In terms of tools and systems, one way to transform stakeholder engagement is to empower MA and MSLs with a physician “next-best-action” recommendation system. The veracity of data and effectiveness of machine learning can further empower medical affairs, whereby the insight generated can be integrated into a next-best-action system—a common practice in mature industries such as banking. Such analytically enabled next-best-action systems can transform the current outdated engagement model into one that is proactive by helping to prioritize visits for known opinion leaders and responding to proactive outreach.

Addressing common questions can create exponential value. Which physicians should we communicate with, and with what frequency? What is the best channel for the communication: is it face-to-face, email, video chat? What topic should be discussed, and explicitly how? What are the current specific pain points for my physician and how do I address them? All of these questions can be answered with machine learning, predicted in real time, for each physician to guide their engagement. MSLs could rely on daily use of the recommendation system as a new “brain companion” designed to help increase the effectiveness of the field medical team and, importantly, the satisfaction of the physicians they engage.

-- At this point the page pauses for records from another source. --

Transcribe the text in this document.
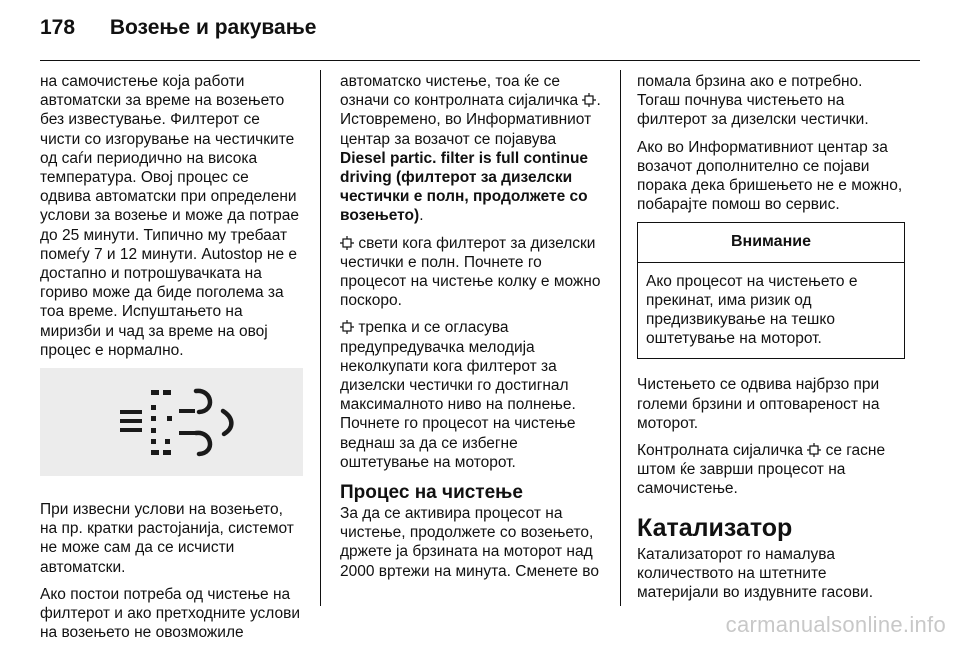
178 Возење и ракување

на самочистење која работи автоматски за време на возењето без известување. Филтерот се чисти со изгорување на честичките од саѓи периодично на висока температура. Овој процес се одвива автоматски при определени услови за возење и може да потрае до 25 минути. Типично му требаат помеѓу 7 и 12 минути. Autostop не е достапно и потрошувачката на гориво може да биде поголема за тоа време. Испуштањето на миризби и чад за време на овој процес е нормално.

При извесни услови на возењето, на пр. кратки растојанија, системот не може сам да се исчисти автоматски.

Ако постои потреба од чистење на филтерот и ако претходните услови на возењето не овозможиле

автоматско чистење, тоа ќе се означи со контролната сијаличка . Истовремено, во Информативниот центар за возачот се појавува Diesel partic. filter is full continue driving (филтерот за дизелски честички е полн, продолжете со возењето).

свети кога филтерот за дизелски честички е полн. Почнете го процесот на чистење колку е можно поскоро.

трепка и се огласува предупредувачка мелодија неколкупати кога филтерот за дизелски честички го достигнал максималното ниво на полнење. Почнете го процесот на чистење веднаш за да се избегне оштетување на моторот.

Процес на чистење

За да се активира процесот на чистење, продолжете со возењето, држете ја брзината на моторот над 2000 вртежи на минута. Сменете во

помала брзина ако е потребно. Тогаш почнува чистењето на филтерот за дизелски честички.

Ако во Информативниот центар за возачот дополнително се појави порака дека бришењето не е можно, побарајте помош во сервис.

Внимание
Ако процесот на чистењето е прекинат, има ризик од предизвикување на тешко оштетување на моторот.

Чистењето се одвива најбрзо при големи брзини и оптовареност на моторот.

Контролната сијаличка се гасне штом ќе заврши процесот на самочистење.

Катализатор

Катализаторот го намалува количеството на штетните материјали во издувните гасови.

carmanualsonline.info
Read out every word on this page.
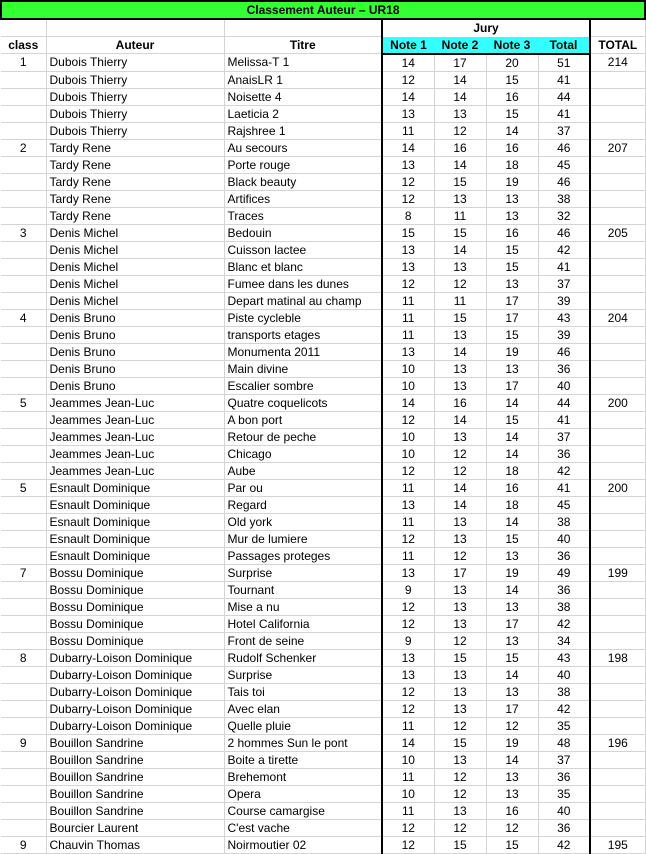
Classement Auteur – UR18							
			Jury				
class	Auteur	Titre	Note 1	Note 2	Note 3	Total	TOTAL
1	Dubois Thierry	Melissa-T 1	14	17	20	51	214
	Dubois Thierry	AnaisLR 1	12	14	15	41	
	Dubois Thierry	Noisette 4	14	14	16	44	
	Dubois Thierry	Laeticia 2	13	13	15	41	
	Dubois Thierry	Rajshree 1	11	12	14	37	
2	Tardy Rene	Au secours	14	16	16	46	207
	Tardy Rene	Porte rouge	13	14	18	45	
	Tardy Rene	Black beauty	12	15	19	46	
	Tardy Rene	Artifices	12	13	13	38	
	Tardy Rene	Traces	8	11	13	32	
3	Denis Michel	Bedouin	15	15	16	46	205
	Denis Michel	Cuisson lactee	13	14	15	42	
	Denis Michel	Blanc et blanc	13	13	15	41	
	Denis Michel	Fumee dans les dunes	12	12	13	37	
	Denis Michel	Depart matinal au champ	11	11	17	39	
4	Denis Bruno	Piste cycleble	11	15	17	43	204
	Denis Bruno	transports etages	11	13	15	39	
	Denis Bruno	Monumenta 2011	13	14	19	46	
	Denis Bruno	Main divine	10	13	13	36	
	Denis Bruno	Escalier sombre	10	13	17	40	
5	Jeammes Jean-Luc	Quatre coquelicots	14	16	14	44	200
	Jeammes Jean-Luc	A bon port	12	14	15	41	
	Jeammes Jean-Luc	Retour de peche	10	13	14	37	
	Jeammes Jean-Luc	Chicago	10	12	14	36	
	Jeammes Jean-Luc	Aube	12	12	18	42	
5	Esnault Dominique	Par ou	11	14	16	41	200
	Esnault Dominique	Regard	13	14	18	45	
	Esnault Dominique	Old york	11	13	14	38	
	Esnault Dominique	Mur de lumiere	12	13	15	40	
	Esnault Dominique	Passages proteges	11	12	13	36	
7	Bossu Dominique	Surprise	13	17	19	49	199
	Bossu Dominique	Tournant	9	13	14	36	
	Bossu Dominique	Mise a nu	12	13	13	38	
	Bossu Dominique	Hotel California	12	13	17	42	
	Bossu Dominique	Front de seine	9	12	13	34	
8	Dubarry-Loison Dominique	Rudolf Schenker	13	15	15	43	198
	Dubarry-Loison Dominique	Surprise	13	13	14	40	
	Dubarry-Loison Dominique	Tais toi	12	13	13	38	
	Dubarry-Loison Dominique	Avec elan	12	13	17	42	
	Dubarry-Loison Dominique	Quelle pluie	11	12	12	35	
9	Bouillon Sandrine	2 hommes Sun le pont	14	15	19	48	196
	Bouillon Sandrine	Boite a tirette	10	13	14	37	
	Bouillon Sandrine	Brehemont	11	12	13	36	
	Bouillon Sandrine	Opera	10	12	13	35	
	Bouillon Sandrine	Course camargise	11	13	16	40	
	Bourcier Laurent	C'est vache	12	12	12	36	
9	Chauvin Thomas	Noirmoutier 02	12	15	15	42	195
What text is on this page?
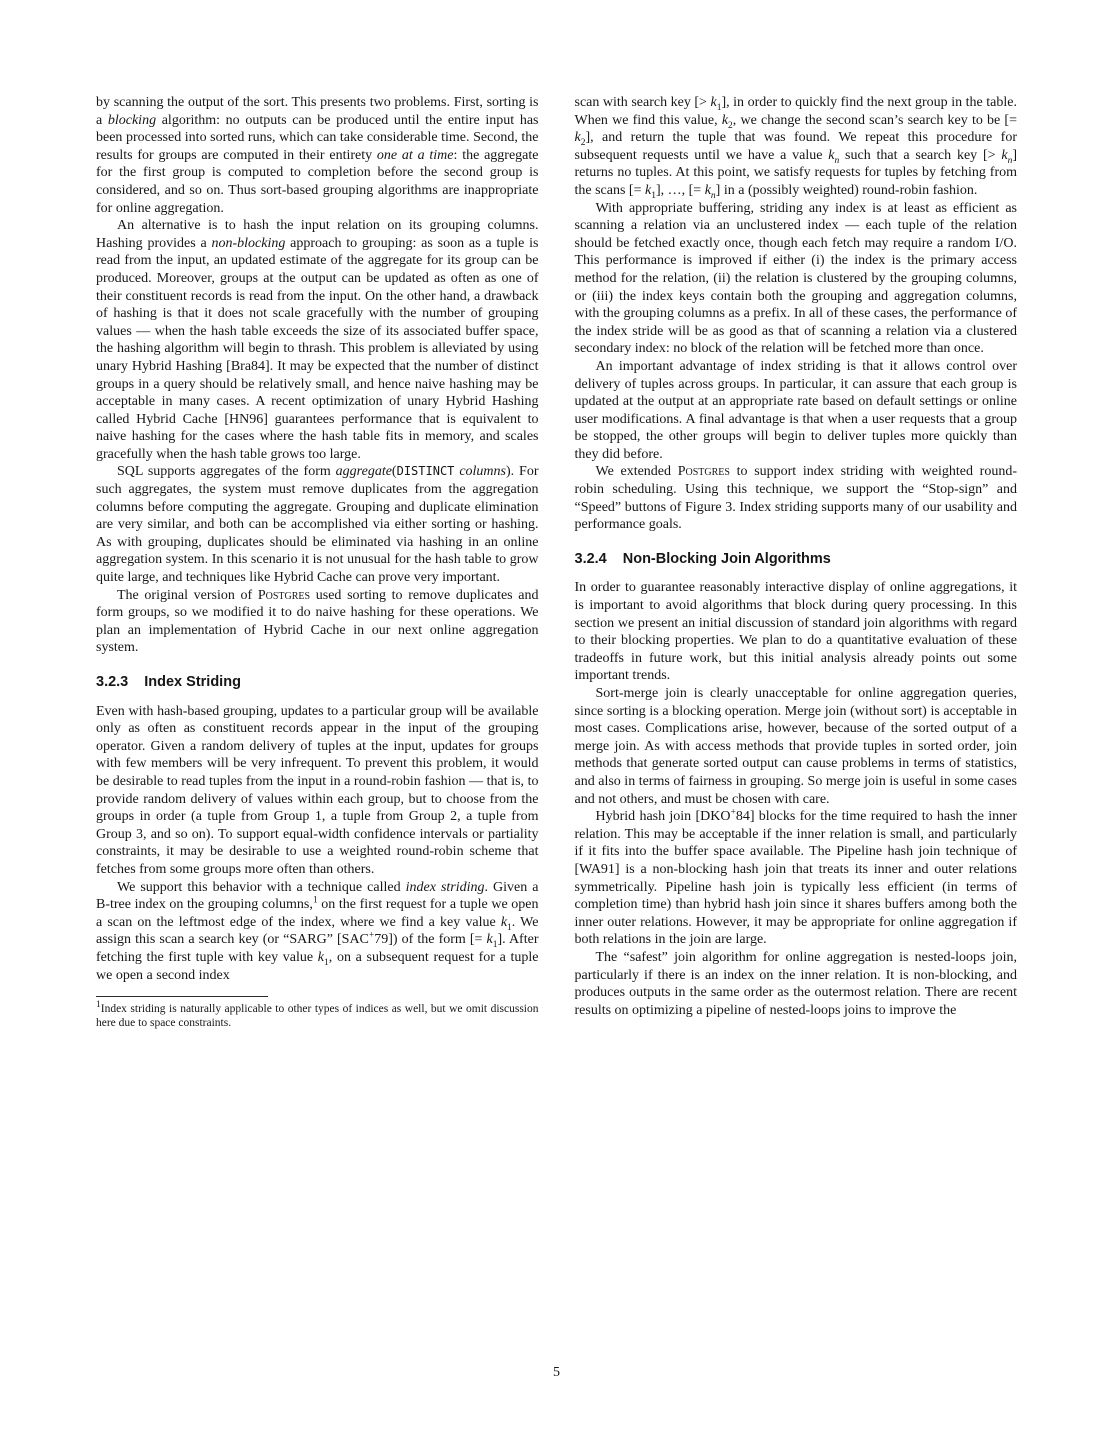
by scanning the output of the sort. This presents two problems. First, sorting is a blocking algorithm: no outputs can be produced until the entire input has been processed into sorted runs, which can take considerable time. Second, the results for groups are computed in their entirety one at a time: the aggregate for the first group is computed to completion before the second group is considered, and so on. Thus sort-based grouping algorithms are inappropriate for online aggregation.

An alternative is to hash the input relation on its grouping columns. Hashing provides a non-blocking approach to grouping: as soon as a tuple is read from the input, an updated estimate of the aggregate for its group can be produced. Moreover, groups at the output can be updated as often as one of their constituent records is read from the input. On the other hand, a drawback of hashing is that it does not scale gracefully with the number of grouping values — when the hash table exceeds the size of its associated buffer space, the hashing algorithm will begin to thrash. This problem is alleviated by using unary Hybrid Hashing [Bra84]. It may be expected that the number of distinct groups in a query should be relatively small, and hence naive hashing may be acceptable in many cases. A recent optimization of unary Hybrid Hashing called Hybrid Cache [HN96] guarantees performance that is equivalent to naive hashing for the cases where the hash table fits in memory, and scales gracefully when the hash table grows too large.

SQL supports aggregates of the form aggregate(DISTINCT columns). For such aggregates, the system must remove duplicates from the aggregation columns before computing the aggregate. Grouping and duplicate elimination are very similar, and both can be accomplished via either sorting or hashing. As with grouping, duplicates should be eliminated via hashing in an online aggregation system. In this scenario it is not unusual for the hash table to grow quite large, and techniques like Hybrid Cache can prove very important.

The original version of Postgres used sorting to remove duplicates and form groups, so we modified it to do naive hashing for these operations. We plan an implementation of Hybrid Cache in our next online aggregation system.

3.2.3 Index Striding

Even with hash-based grouping, updates to a particular group will be available only as often as constituent records appear in the input of the grouping operator. Given a random delivery of tuples at the input, updates for groups with few members will be very infrequent. To prevent this problem, it would be desirable to read tuples from the input in a round-robin fashion — that is, to provide random delivery of values within each group, but to choose from the groups in order (a tuple from Group 1, a tuple from Group 2, a tuple from Group 3, and so on). To support equal-width confidence intervals or partiality constraints, it may be desirable to use a weighted round-robin scheme that fetches from some groups more often than others.

We support this behavior with a technique called index striding. Given a B-tree index on the grouping columns,$^1$ on the first request for a tuple we open a scan on the leftmost edge of the index, where we find a key value $k_1$. We assign this scan a search key (or “SARG” [SAC+79]) of the form [= $k_1$]. After fetching the first tuple with key value $k_1$, on a subsequent request for a tuple we open a second index

$^1$Index striding is naturally applicable to other types of indices as well, but we omit discussion here due to space constraints.

scan with search key [> $k_1$], in order to quickly find the next group in the table. When we find this value, $k_2$, we change the second scan’s search key to be [= $k_2$], and return the tuple that was found. We repeat this procedure for subsequent requests until we have a value $k_n$ such that a search key [> $k_n$] returns no tuples. At this point, we satisfy requests for tuples by fetching from the scans [= $k_1$], …, [= $k_n$] in a (possibly weighted) round-robin fashion.

With appropriate buffering, striding any index is at least as efficient as scanning a relation via an unclustered index — each tuple of the relation should be fetched exactly once, though each fetch may require a random I/O. This performance is improved if either (i) the index is the primary access method for the relation, (ii) the relation is clustered by the grouping columns, or (iii) the index keys contain both the grouping and aggregation columns, with the grouping columns as a prefix. In all of these cases, the performance of the index stride will be as good as that of scanning a relation via a clustered secondary index: no block of the relation will be fetched more than once.

An important advantage of index striding is that it allows control over delivery of tuples across groups. In particular, it can assure that each group is updated at the output at an appropriate rate based on default settings or online user modifications. A final advantage is that when a user requests that a group be stopped, the other groups will begin to deliver tuples more quickly than they did before.

We extended Postgres to support index striding with weighted round-robin scheduling. Using this technique, we support the “Stop-sign” and “Speed” buttons of Figure 3. Index striding supports many of our usability and performance goals.

3.2.4 Non-Blocking Join Algorithms

In order to guarantee reasonably interactive display of online aggregations, it is important to avoid algorithms that block during query processing. In this section we present an initial discussion of standard join algorithms with regard to their blocking properties. We plan to do a quantitative evaluation of these tradeoffs in future work, but this initial analysis already points out some important trends.

Sort-merge join is clearly unacceptable for online aggregation queries, since sorting is a blocking operation. Merge join (without sort) is acceptable in most cases. Complications arise, however, because of the sorted output of a merge join. As with access methods that provide tuples in sorted order, join methods that generate sorted output can cause problems in terms of statistics, and also in terms of fairness in grouping. So merge join is useful in some cases and not others, and must be chosen with care.

Hybrid hash join [DKO+84] blocks for the time required to hash the inner relation. This may be acceptable if the inner relation is small, and particularly if it fits into the buffer space available. The Pipeline hash join technique of [WA91] is a non-blocking hash join that treats its inner and outer relations symmetrically. Pipeline hash join is typically less efficient (in terms of completion time) than hybrid hash join since it shares buffers among both the inner outer relations. However, it may be appropriate for online aggregation if both relations in the join are large.

The “safest” join algorithm for online aggregation is nested-loops join, particularly if there is an index on the inner relation. It is non-blocking, and produces outputs in the same order as the outermost relation. There are recent results on optimizing a pipeline of nested-loops joins to improve the

5
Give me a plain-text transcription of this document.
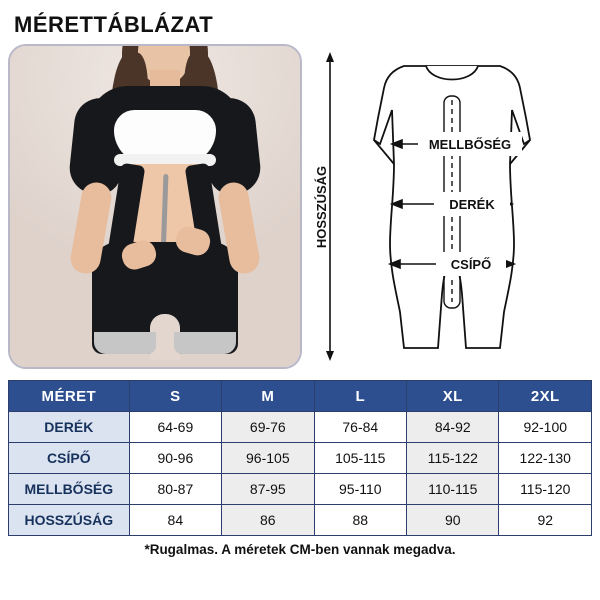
MÉRETTÁBLÁZAT
HOSSZÚSÁG
MELLBŐSÉG
DERÉK
CSÍPŐ
MÉRET	S	M	L	XL	2XL
DERÉK	64-69	69-76	76-84	84-92	92-100
CSÍPŐ	90-96	96-105	105-115	115-122	122-130
MELLBŐSÉG	80-87	87-95	95-110	110-115	115-120
HOSSZÚSÁG	84	86	88	90	92
*Rugalmas. A méretek CM-ben vannak megadva.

Another important element is forward-looking agility. Medical affairs’ digital strategies are often largely reactive, based upon current physician preferences and stated interests, and addressing current sources of medical information, education, and engagement. However, while satisfying current user needs is obviously necessary, it is equally important to identify developing demand trends such as the desire to use patient-focused big-data analytics as well as new sources of medical content such as virtual reality for surgeries. Just as Uber has transformed the for-hire transport business by having private persons deploy their underutilized vehicles, we can imagine something similar emerging in the healthcare sector with the use of big data to profile patients, improve clinical decision making, and enhance medical information distribution and education.


These five imperatives can guide medical affairs toward achieving digital mastery. It should be noted that digital capabilities are also needed elsewhere in the organization, and would be difficult for MA to develop them in isolation. The medical affairs organization should work hand in hand with commercial to redesign the go-to-market model to integrate digital and nondigital channels more effectively. Furthermore, they should consider digitization to improve major multi-step, time-critical processes such as material review, knowledge management, grant management, and digital knowledge management tools.

A winning digital strategy means taking a wider industry perspective. Medical affairs teams can and should find ways to collaborate with MA teams within other companies. Platforms can originate with specific biopharmaceutical companies and potentially evolve to become cross-industry platforms. At the same time, medical affairs organizations should be specific with regulatory bodies about what they are trying to achieve—in this way they can work to redefine compliance rules for the digital age.

Without a digital refresh, biopharmaceutical companies remain at a disadvantage and risk being disintermediated by new market entrants as the preferred source of healthcare information. New rules of engagement designed specifically for the digital world will spark innovation within MA to facilitate delivery of the tailored and unbiased content that physicians and other stakeholders are now demanding to help them improve patient outcomes.